The term ‘threat intelligence’ is a popular one in today’s security market where nearly every offering seems to come with a side of threat intelligence.
The most valuable threat intelligence offerings uncover data you don’t already have in a form your organization can make quick use of. With so many vendors staking claims in this market, it’s important for organizations to dig deep before picking a threat intelligence product they will use internally.

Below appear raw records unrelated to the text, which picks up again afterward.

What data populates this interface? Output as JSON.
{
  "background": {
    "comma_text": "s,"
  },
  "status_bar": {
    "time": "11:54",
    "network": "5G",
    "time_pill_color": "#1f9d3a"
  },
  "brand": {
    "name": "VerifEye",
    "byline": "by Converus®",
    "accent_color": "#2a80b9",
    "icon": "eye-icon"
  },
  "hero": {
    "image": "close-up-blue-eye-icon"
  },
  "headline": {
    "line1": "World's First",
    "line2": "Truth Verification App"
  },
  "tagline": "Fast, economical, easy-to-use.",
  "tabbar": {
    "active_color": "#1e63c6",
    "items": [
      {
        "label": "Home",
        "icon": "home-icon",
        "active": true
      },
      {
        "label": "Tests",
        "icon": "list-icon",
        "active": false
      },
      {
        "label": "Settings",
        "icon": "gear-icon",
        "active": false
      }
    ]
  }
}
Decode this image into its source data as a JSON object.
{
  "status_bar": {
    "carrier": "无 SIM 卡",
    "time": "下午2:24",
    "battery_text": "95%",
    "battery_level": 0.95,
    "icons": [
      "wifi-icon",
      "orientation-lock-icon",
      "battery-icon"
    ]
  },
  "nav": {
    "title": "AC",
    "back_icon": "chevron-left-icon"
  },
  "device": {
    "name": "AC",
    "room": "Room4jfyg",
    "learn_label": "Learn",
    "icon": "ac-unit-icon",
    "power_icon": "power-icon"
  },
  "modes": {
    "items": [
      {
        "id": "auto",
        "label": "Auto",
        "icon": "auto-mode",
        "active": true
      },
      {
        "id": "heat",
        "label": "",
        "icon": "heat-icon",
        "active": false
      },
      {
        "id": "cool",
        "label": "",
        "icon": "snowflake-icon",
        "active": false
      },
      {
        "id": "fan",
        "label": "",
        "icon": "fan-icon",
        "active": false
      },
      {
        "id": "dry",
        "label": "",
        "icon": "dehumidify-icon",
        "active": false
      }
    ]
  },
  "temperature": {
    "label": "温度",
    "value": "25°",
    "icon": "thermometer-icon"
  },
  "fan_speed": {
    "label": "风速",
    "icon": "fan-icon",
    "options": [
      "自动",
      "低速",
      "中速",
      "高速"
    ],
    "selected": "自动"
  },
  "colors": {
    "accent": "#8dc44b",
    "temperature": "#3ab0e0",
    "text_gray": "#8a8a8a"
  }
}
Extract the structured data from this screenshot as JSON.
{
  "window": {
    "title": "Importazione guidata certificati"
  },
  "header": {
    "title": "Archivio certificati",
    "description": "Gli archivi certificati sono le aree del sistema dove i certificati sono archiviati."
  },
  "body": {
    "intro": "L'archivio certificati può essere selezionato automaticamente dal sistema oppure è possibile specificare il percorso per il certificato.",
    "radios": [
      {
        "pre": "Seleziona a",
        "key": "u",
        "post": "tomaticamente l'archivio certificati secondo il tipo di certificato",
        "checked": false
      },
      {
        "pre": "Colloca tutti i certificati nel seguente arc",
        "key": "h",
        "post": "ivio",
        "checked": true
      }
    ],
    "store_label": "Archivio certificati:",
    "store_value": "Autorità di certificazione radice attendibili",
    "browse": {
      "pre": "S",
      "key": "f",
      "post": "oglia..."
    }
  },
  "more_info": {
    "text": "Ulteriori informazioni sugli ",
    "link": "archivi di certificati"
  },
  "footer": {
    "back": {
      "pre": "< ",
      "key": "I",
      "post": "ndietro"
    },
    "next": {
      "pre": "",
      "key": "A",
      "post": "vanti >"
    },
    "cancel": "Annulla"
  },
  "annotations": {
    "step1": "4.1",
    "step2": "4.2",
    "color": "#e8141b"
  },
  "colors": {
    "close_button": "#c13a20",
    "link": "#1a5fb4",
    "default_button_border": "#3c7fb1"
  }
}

Definitions of threat intelligence vary widely depending on the source, but the product itself tends to have the following characteristics:
- It’s a data-only product – not a combination of security offerings and inputs. While a firewall consumes threat data that can help generate blocking rules, if the data can’t be separated from your firewall, it’s not a threat intelligence offering.
- It’s used to analyze and share threat intelligence data only. Neither enterprise consoles with alerting and reporting nor intrusion-detection systems should be considered threat intelligence products.
- The user must be able to act on the data as needed. It can be used, for example, to decide which IP addresses to monitor. Or it can be used in conjunction with forensic software to figure out whether a breach has actually occurred and what else you need to be looking for.
- Threat intelligence must include data you don’t already have. Monitoring a network and generating alerts doesn’t qualify, and simply figuring out that you’ve been breached is not threat intelligence. But getting external data that tells who may have attacked you and their probable purpose – that’s threat intelligence.
Threat intelligence products are designed to take inputs from your existing security products and export data to other security products. They are normally complementary to what an organization already has.
Many threat intelligence vendors aggregate and resell one another’s feeds.
VirusTotal’s data, for example, is a popular input to numerous threat intelligence offerings. But with so many open source threat intelligence feeds out there, it’s important for your organization to do its homework. What one vendor is selling might simply be white-labeled from another. If you’re not careful, you can end up buying the same data multiple times.
Players in the Threat Intelligence Space
Nearly every large security vendor now uses ‘threat intelligence’ to enrich its products and services. Here are some vendor offerings that meet the 451 Research definition of threat intelligence:
- Threat intelligence feeds – Well-known players in this area include iSIGHT Partners, Cyveillance, Verisign iDefense, IID, FireEye, Webroot, Anubis Networks, Norse Corporation, Farsight Security, AlienVault, ThreatConnect, CrowdStrike, ThreatTrack, Symantec and Malcovery.
- Threat intelligence data references – These vendors make data accessible for querying and reporting through their central consoles. They also accept uploaded malware or logs from customers and match them with their own intelligence. Vendors in this area include ThreatGRID (acquired by Cisco), ThreatStream, Lookingglass and Seculert, as well as many of the vendors listed above.
- Threat intelligence research and reporting – Some vendors offer boutique threat intelligence services. For example, Dell SecureWorks researches threats to specific company brands or executives; ZeroFOX monitors customer social media assets; and Bitsight Technologies evaluates the security risk to a customer from its partners.
When evaluating different threat intelligence offerings, the first step is to figure out what kinds of decisions your organization needs to make and how threat intelligence can help you make them. Always think in terms of those decisions, because if you can’t use the data to support your organization’s internal decision-making, then the intelligence you receive won’t prove actionable no matter how good it may be.